The launch comes only a few months after MARK sold Crossbay I’s portfolio to Prologis, the San Francisco-headquartered logistics real estate giant, for $1.56 billion. The 128-property portfolio sale was the largest portfolio transaction to close in Europe this year.
MARK is hoping for Crossbay II to eclipse the fundraising success of its predecessor. “For Crossbay II, we are targeting a higher equity raise than for Crossbay I and a more sizable portfolio by gross asset value,” Marcus Meijer, MARK’s chief executive officer, told PERE.
MARK, formerly known as Meyer Bergman, began acquiring last-mile logistics assets in 2018 and launched the first Crossbay vehicle in 2020 in an effort to diversify its portfolio from its historical retail focus.

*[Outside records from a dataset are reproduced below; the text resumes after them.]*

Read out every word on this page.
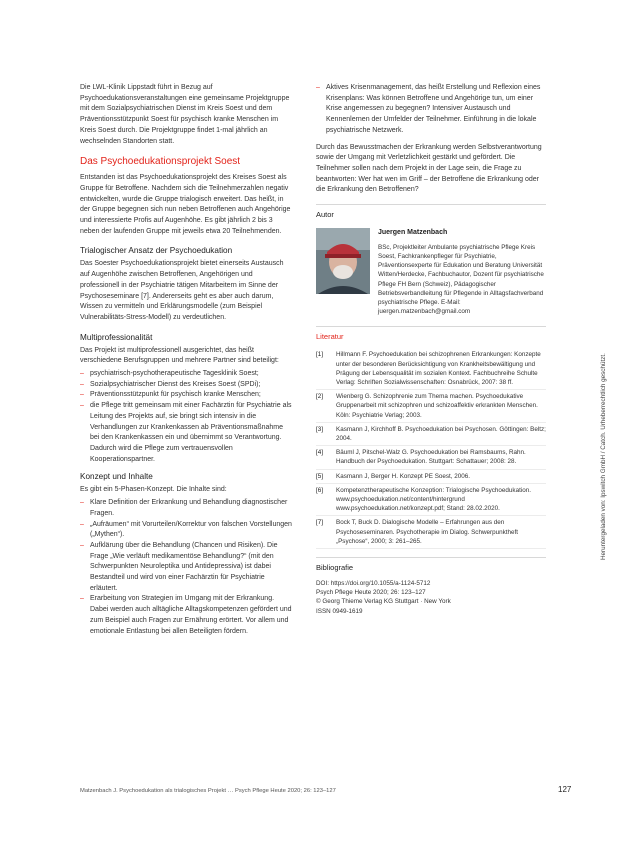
Die LWL-Klinik Lippstadt führt in Bezug auf Psychoedukationsveranstaltungen eine gemeinsame Projektgruppe mit dem Sozialpsychiatrischen Dienst im Kreis Soest und dem Präventionsstützpunkt Soest für psychisch kranke Menschen im Kreis Soest durch. Die Projektgruppe findet 1-mal jährlich an wechselnden Standorten statt.

Das Psychoedukationsprojekt Soest

Entstanden ist das Psychoedukationsprojekt des Kreises Soest als Gruppe für Betroffene. Nachdem sich die Teilnehmerzahlen negativ entwickelten, wurde die Gruppe trialogisch erweitert. Das heißt, in der Gruppe begegnen sich nun neben Betroffenen auch Angehörige und interessierte Profis auf Augenhöhe. Es gibt jährlich 2 bis 3 neben der laufenden Gruppe mit jeweils etwa 20 Teilnehmenden.

Trialogischer Ansatz der Psychoedukation

Das Soester Psychoedukationsprojekt bietet einerseits Austausch auf Augenhöhe zwischen Betroffenen, Angehörigen und professionell in der Psychiatrie tätigen Mitarbeitern im Sinne der Psychoseseminare [7]. Andererseits geht es aber auch darum, Wissen zu vermitteln und Erklärungsmodelle (zum Beispiel Vulnerabilitäts-Stress-Modell) zu verdeutlichen.

Multiprofessionalität

Das Projekt ist multiprofessionell ausgerichtet, das heißt verschiedene Berufsgruppen und mehrere Partner sind beteiligt:

– psychiatrisch-psychotherapeutische Tagesklinik Soest;
– Sozialpsychiatrischer Dienst des Kreises Soest (SPDi);
– Präventionsstützpunkt für psychisch kranke Menschen;
– die Pflege tritt gemeinsam mit einer Fachärztin für Psychiatrie als Leitung des Projekts auf, sie bringt sich intensiv in die Verhandlungen zur Krankenkassen ab Präventionsmaßnahme bei den Krankenkassen ein und übernimmt so Verantwortung. Dadurch wird die Pflege zum vertrauensvollen Kooperationspartner.
Konzept und Inhalte

Es gibt ein 5-Phasen-Konzept. Die Inhalte sind:

– Klare Definition der Erkrankung und Behandlung diagnostischer Fragen.
– „Aufräumen“ mit Vorurteilen/Korrektur von falschen Vorstellungen („Mythen“).
– Aufklärung über die Behandlung (Chancen und Risiken). Die Frage „Wie verläuft medikamentöse Behandlung?“ (mit den Schwerpunkten Neuroleptika und Antidepressiva) ist dabei Bestandteil und wird von einer Fachärztin für Psychiatrie erläutert.
– Erarbeitung von Strategien im Umgang mit der Erkrankung. Dabei werden auch alltägliche Alltagskompetenzen gefördert und zum Beispiel auch Fragen zur Ernährung erörtert. Vor allem und emotionale Entlastung bei allen Beteiligten fördern.
– Aktives Krisenmanagement, das heißt Erstellung und Reflexion eines Krisenplans: Was können Betroffene und Angehörige tun, um einer Krise angemessen zu begegnen? Intensiver Austausch und Kennenlernen der Umfelder der Teilnehmer. Einführung in die lokale psychiatrische Netzwerk.

Durch das Bewusstmachen der Erkrankung werden Selbstverantwortung sowie der Umgang mit Verletzlichkeit gestärkt und gefördert. Die Teilnehmer sollen nach dem Projekt in der Lage sein, die Frage zu beantworten: Wer hat wen im Griff – der Betroffene die Erkrankung oder die Erkrankung den Betroffenen?

Autor
Juergen Matzenbach
BSc, Projektleiter Ambulante psychiatrische Pflege Kreis Soest, Fachkrankenpfleger für Psychiatrie, Präventionsexperte für Edukation und Beratung Universität Witten/Herdecke, Fachbuchautor, Dozent für psychiatrische Pflege FH Bern (Schweiz), Pädagogischer Betriebsverbandleitung für Pflegende in Alltagsfachverband psychiatrische Pflege. E-Mail: juergen.matzenbach@gmail.com
Literatur
[1]	Hillmann F. Psychoedukation bei schizophrenen Erkrankungen: Konzepte unter der besonderen Berücksichtigung von Krankheitsbewältigung und Prägung der Lebensqualität im sozialen Kontext. Fachbuchreihe Schulte Verlag: Schriften Sozialwissenschaften: Osnabrück, 2007: 38 ff.
[2]	Wienberg G. Schizophrenie zum Thema machen. Psychoedukative Gruppenarbeit mit schizophren und schizoaffektiv erkrankten Menschen. Köln: Psychiatrie Verlag; 2003.
[3]	Kasmann J, Kirchhoff B. Psychoedukation bei Psychosen. Göttingen: Beltz; 2004.
[4]	Bäuml J, Pitschel-Walz G. Psychoedukation bei Ramsbaums, Rahn. Handbuch der Psychoedukation. Stuttgart: Schattauer; 2008: 28.
[5]	Kasmann J, Berger H. Konzept PE Soest, 2006.
[6]	Kompetenztherapeutische Konzeption: Trialogische Psychoedukation. www.psychoedukation.net/content/hintergrund www.psychoedukation.net/konzept.pdf; Stand: 28.02.2020.
[7]	Bock T, Buck D. Dialogische Modelle – Erfahrungen aus den Psychoseseminaren. Psychotherapie im Dialog. Schwerpunktheft „Psychose“, 2000; 3: 261–265.
Bibliografie
DOI: https://doi.org/10.1055/a-1124-5712
Psych Pflege Heute 2020; 26: 123–127
© Georg Thieme Verlag KG Stuttgart · New York
ISSN 0949-1619
Matzenbach J. Psychoedukation als trialogisches Projekt … Psych Pflege Heute 2020; 26: 123–127	127
Heruntergeladen von: Ipswitch GmbH / Catch. Urheberrechtlich geschützt.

The initial goal was to grow the platform’s assets under management to between €2 billion and €3 billion within two to three years. With the new vehicle, MARK is aiming to amass a portfolio worth around €2 billion in gross asset value, according to a press release.
Part of the growth will include expansion into new markets. The first portfolio consisted of assets in major cities in Italy, Netherlands, Spain, Germany, France, Belgium and Poland. With its new fund, MARK will also target assets in Denmark, Sweden and the UK.
“We have always had our eye on these markets, but they did not make it into Crossbay I as we preferred to focus on gaining a stronger foothold in fewer countries,” Meijer said. “These markets share the characteristics of having deep and liquid real estate markets, and from a last-mile perspective, concentrated urban populations with high spending power, as well as strong transportation networks.”
Crossbay II will have an increased focus on development. MARK sold out of six development projects alongside the 128 properties in the first vehicle’s portfolio. Development projects could make up a more significant portion of the second vehicle’s portfolio, as much as 25 percent, sources said. Only up to 10 percent of Crossbay I could be allocated to development projects.
With the fund, MARK will be continuing its aggregation approach, which Meijer described as “central to the strategy.” He added that the firm will intensify its focus on asset management, which is being flagged by industry participants as an increasingly important issue in the face of expanding cap rates.
“We see Crossbay’s model of aggregating what are hard-to-access, granular assets as being replicable in other sectors,” Meijer said. “There is a huge opportunity to create a premium by creating an institutional-grade portfolio of scale through aggregation and proactive asset management.”
The firm has secured a debt facility to start executing on the new fund’s strategy. MARK previously secured €400 million from Citi for its first vehicle, but has just a €250 million line of credit due to market conditions.
“We are essentially securing the debt today against the pipeline rather than the seed portfolio, and at a time when we are being hyper-selective in what we acquire,” Meijer said. “Given where the debt markets are currently, it makes sense to start with a smaller piece and grow it when market conditions are more favorable.”
Marco Riva, Crossbay CEO and head of logistics at MARK, will continue to oversee the strategy. The former director of acquisitions at Blackstone platform company Logicor now runs a team of more than 40 people, up from an initial 18 at the launch of the first vehicle.